Compact History

NY Emmy® Winner — PBS Digital Series

Project Overview

A New York Emmy® is the broadcast industry's acknowledgment that the work landed. For Compact History, that means the motion graphics succeeded at the hardest possible brief: make history feel urgent and alive for 4th–8th graders who have every other option available to them.

The series is a PBS Digital Series built for digital-first audiences — kinetic enough to hold attention, clear enough to serve the education. Logo builds, full-screen animations, and segment transitions all had to earn their place in every frame.

Built in After Effects with Premiere Pro broadcast delivery.

What I Built

The full package: animated logo builds establishing the series identity, full-screen segment animations making historical moments visceral and immediate, transition systems for moving between timelines with energy, and a portal effect built from layered composites — a signature visual device for the series.

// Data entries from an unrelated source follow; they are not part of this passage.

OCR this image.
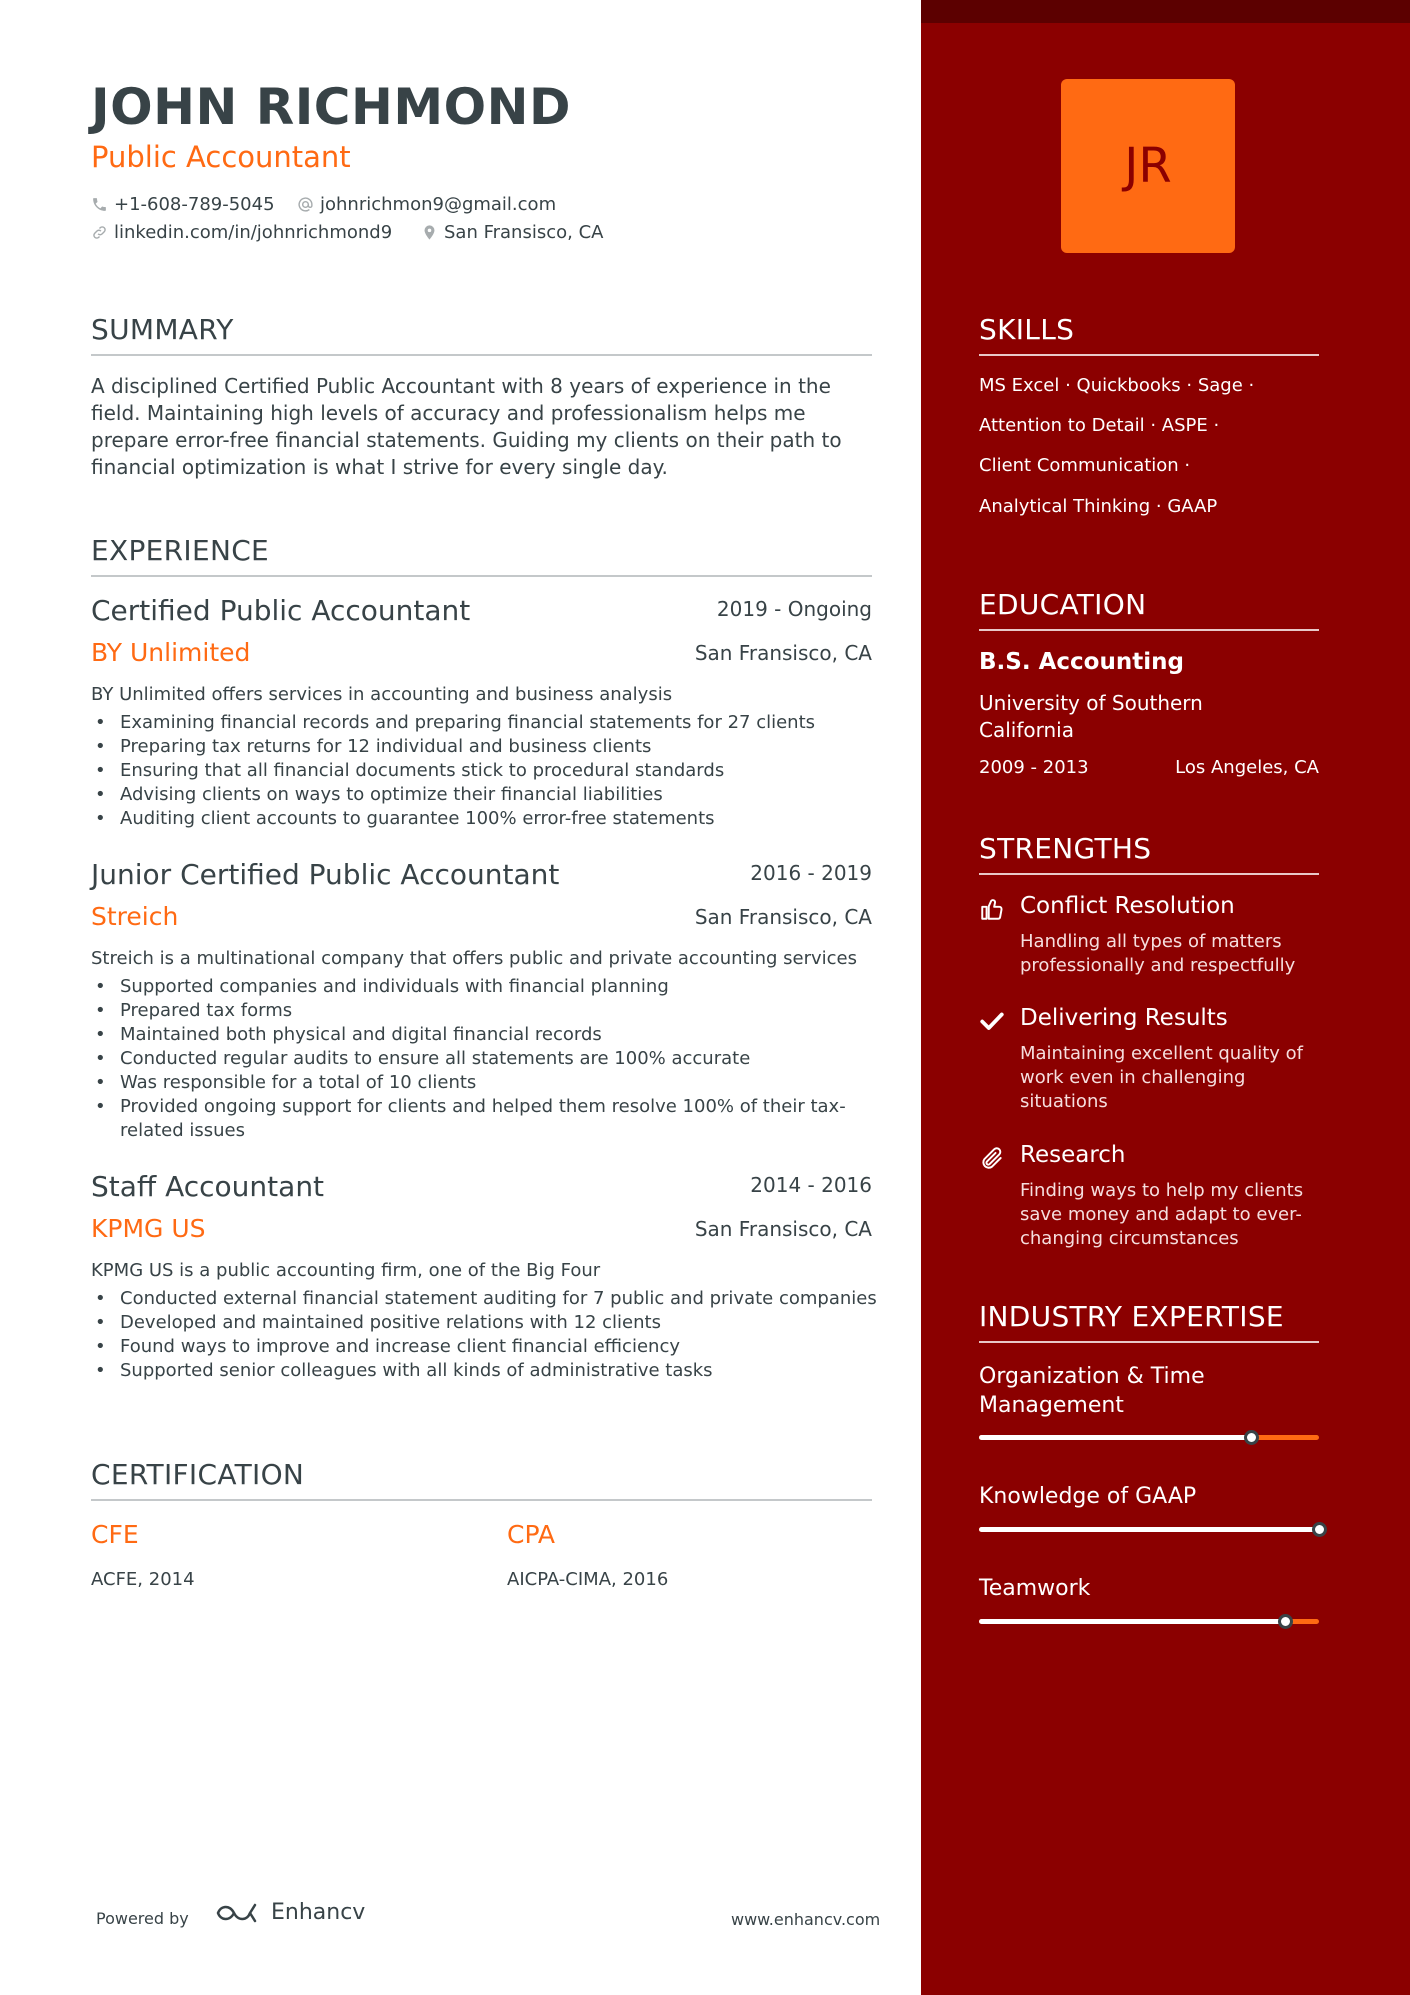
JOHN RICHMOND
Public Accountant
+1-608-789-5045	johnrichmon9@gmail.com
linkedin.com/in/johnrichmond9	San Fransisco, CA
SUMMARY
A disciplined Certified Public Accountant with 8 years of experience in the field. Maintaining high levels of accuracy and professionalism helps me prepare error-free financial statements. Guiding my clients on their path to financial optimization is what I strive for every single day.
EXPERIENCE
Certified Public Accountant	2019 - Ongoing
BY Unlimited	San Fransisco, CA
BY Unlimited offers services in accounting and business analysis
• Examining financial records and preparing financial statements for 27 clients
• Preparing tax returns for 12 individual and business clients
• Ensuring that all financial documents stick to procedural standards
• Advising clients on ways to optimize their financial liabilities
• Auditing client accounts to guarantee 100% error-free statements
Junior Certified Public Accountant	2016 - 2019
Streich	San Fransisco, CA
Streich is a multinational company that offers public and private accounting services
• Supported companies and individuals with financial planning
• Prepared tax forms
• Maintained both physical and digital financial records
• Conducted regular audits to ensure all statements are 100% accurate
• Was responsible for a total of 10 clients
• Provided ongoing support for clients and helped them resolve 100% of their tax-related issues
Staff Accountant	2014 - 2016
KPMG US	San Fransisco, CA
KPMG US is a public accounting firm, one of the Big Four
• Conducted external financial statement auditing for 7 public and private companies
• Developed and maintained positive relations with 12 clients
• Found ways to improve and increase client financial efficiency
• Supported senior colleagues with all kinds of administrative tasks
CERTIFICATION
CFE
ACFE, 2014
CPA
AICPA-CIMA, 2016
Powered by	Enhancv	www.enhancv.com
JR
SKILLS
MS Excel · Quickbooks · Sage ·
Attention to Detail · ASPE ·
Client Communication ·
Analytical Thinking · GAAP
EDUCATION
B.S. Accounting
University of Southern California
2009 - 2013	Los Angeles, CA
STRENGTHS
Conflict Resolution
Handling all types of matters professionally and respectfully
Delivering Results
Maintaining excellent quality of work even in challenging situations
Research
Finding ways to help my clients save money and adapt to ever-changing circumstances
INDUSTRY EXPERTISE
Organization & Time Management
Knowledge of GAAP
Teamwork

The Emmy reflects what the motion was built to do. The clips below show how it was built.

Motion Clips

Logo Animation

The series identity in motion — the logo build that opens every episode.

Bone Wars

Full-screen segment animation — historical drama made kinetic for a digital audience.

Smoke Ring Portal

Transition animation — a visual device for moving between historical moments with energy.

Building the Portal

The portal effect is the series' signature transition — a visual device for pulling the viewer through time. These clips show the system in construction: the finished effect, the individual layer tests that built it, and the composite backplate that holds the host, the watchface, and the portal together in a single frame.

Portal Effect

The finished transition — a smoke ring portal pulling the viewer through a historical timeline.

Smoke Ring Layer Test

Individual layers isolated — the mosaic composite elements that build the portal from the inside out.

Backplate Composite

The full environment — host, watchface, and portal effect composited into a single frame.